Sie haben mehrfach eine „Kernsanierung“ des Systems gefordert. Was genau meinen Sie damit?
Wir müssen unser Gesundheitswesen grundsätzlich umbauen – hin zu einer echten Primärversorgung mit besserer Steuerung und klaren Zuständigkeiten. Das heißt: Hausärzte, Pflegekräfte, Apotheken und Therapeuten müssen enger zusammenarbeiten. Auch die Krankenkassen können dies begleiten. Das wäre effizienter und würde die Versorgungsqualität verbessern. Aber bis solche Strukturreformen wirken, vergehen Jahre. Deshalb braucht es im kommenden Jahr den Start für eine stufenweise Einführung.
Die Klage ist berechtigt und ich bin optimistisch, dass sie Erfolg haben wird. Es ist allerdings ein dramatisches Signal, dass die gesetzliche Krankenversicherung den Bund erst verklagen muss, um Mittel zu erhalten, die ihr eigentlich zustehen.

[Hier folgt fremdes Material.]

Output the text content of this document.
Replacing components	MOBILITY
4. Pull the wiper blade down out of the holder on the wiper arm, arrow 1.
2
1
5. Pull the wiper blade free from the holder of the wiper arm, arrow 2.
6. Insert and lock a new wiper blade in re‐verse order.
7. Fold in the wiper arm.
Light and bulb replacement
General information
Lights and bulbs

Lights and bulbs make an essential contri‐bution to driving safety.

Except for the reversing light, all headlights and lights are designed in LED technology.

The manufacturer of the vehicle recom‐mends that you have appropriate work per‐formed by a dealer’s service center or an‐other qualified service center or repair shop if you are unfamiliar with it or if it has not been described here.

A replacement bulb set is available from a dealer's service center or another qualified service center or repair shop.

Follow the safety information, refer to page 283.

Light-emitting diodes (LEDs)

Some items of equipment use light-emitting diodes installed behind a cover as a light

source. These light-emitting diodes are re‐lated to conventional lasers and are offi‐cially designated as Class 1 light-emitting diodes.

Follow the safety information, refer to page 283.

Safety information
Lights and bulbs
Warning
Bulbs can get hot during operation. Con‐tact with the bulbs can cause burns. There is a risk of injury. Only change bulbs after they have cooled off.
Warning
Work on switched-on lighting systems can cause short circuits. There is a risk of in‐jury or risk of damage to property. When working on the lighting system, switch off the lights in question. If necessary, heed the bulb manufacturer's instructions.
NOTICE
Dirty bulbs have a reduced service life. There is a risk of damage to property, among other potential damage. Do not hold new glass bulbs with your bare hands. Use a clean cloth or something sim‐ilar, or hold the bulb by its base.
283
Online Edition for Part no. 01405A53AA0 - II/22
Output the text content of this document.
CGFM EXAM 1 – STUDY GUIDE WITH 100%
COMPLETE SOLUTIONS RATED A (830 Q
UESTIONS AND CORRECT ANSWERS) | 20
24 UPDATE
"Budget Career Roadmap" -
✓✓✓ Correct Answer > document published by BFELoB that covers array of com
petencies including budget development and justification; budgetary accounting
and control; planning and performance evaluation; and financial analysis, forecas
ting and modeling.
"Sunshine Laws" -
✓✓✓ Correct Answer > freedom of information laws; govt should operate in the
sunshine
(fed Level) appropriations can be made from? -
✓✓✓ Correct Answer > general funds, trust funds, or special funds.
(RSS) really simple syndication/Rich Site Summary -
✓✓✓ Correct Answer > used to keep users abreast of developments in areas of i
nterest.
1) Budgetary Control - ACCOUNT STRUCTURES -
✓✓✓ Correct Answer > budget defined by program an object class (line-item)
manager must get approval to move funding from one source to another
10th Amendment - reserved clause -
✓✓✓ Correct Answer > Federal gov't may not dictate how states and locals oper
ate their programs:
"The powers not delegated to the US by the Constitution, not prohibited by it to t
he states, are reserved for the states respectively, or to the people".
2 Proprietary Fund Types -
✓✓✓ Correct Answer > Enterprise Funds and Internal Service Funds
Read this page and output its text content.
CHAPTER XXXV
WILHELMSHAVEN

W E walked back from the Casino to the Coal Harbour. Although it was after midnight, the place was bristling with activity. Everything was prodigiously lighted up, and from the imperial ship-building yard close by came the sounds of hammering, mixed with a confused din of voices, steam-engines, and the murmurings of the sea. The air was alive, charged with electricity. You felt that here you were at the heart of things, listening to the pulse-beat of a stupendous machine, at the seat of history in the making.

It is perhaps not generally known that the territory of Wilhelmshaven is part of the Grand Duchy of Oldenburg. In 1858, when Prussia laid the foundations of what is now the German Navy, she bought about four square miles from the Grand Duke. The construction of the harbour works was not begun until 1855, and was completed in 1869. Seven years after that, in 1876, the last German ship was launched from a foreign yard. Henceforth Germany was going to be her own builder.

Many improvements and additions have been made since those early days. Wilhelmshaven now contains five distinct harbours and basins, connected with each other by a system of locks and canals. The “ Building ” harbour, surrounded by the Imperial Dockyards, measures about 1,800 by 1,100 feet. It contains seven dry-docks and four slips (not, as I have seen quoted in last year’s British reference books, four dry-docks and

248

Schließlich übernimmt die GKV hier eine staatliche Aufgabe, nämlich die Gesundheitsversorgung von Menschen, die sich nicht selbst absichern können. Diese Kosten gehören vollständig in den Bundeshaushalt, nicht in die Kassenfinanzen. Das Problem ist aber auch hier wieder: Ein Urteil wird Jahre dauern. Diese Zeit haben wir nicht. Deshalb braucht es jetzt schnell politische Einsicht.
Woran scheitert diese Einsicht?
Die Bundesregierung verweist seit Jahren auf die Schuldenbremse. Das mag formal korrekt sein, ist aber politisch kurzsichtig. Wenn man die Krankenkassen finanziell austrocknet, gefährdet man die Stabilität der Gesundheitsversorgung. Schon frühere Gesundheitsminister – von Hermann Gröhe bis zur aktuellen Amtsinhaberin – haben erkannt, dass diese Mittel aus dem Bundeshaushalt kommen müssen. Nur hat bislang niemand den Finanzminister davon überzeugt.
Angenommen, es ändert sich nichts: Sehen wir dann bald Kassenbeiträge von über 20 Prozent?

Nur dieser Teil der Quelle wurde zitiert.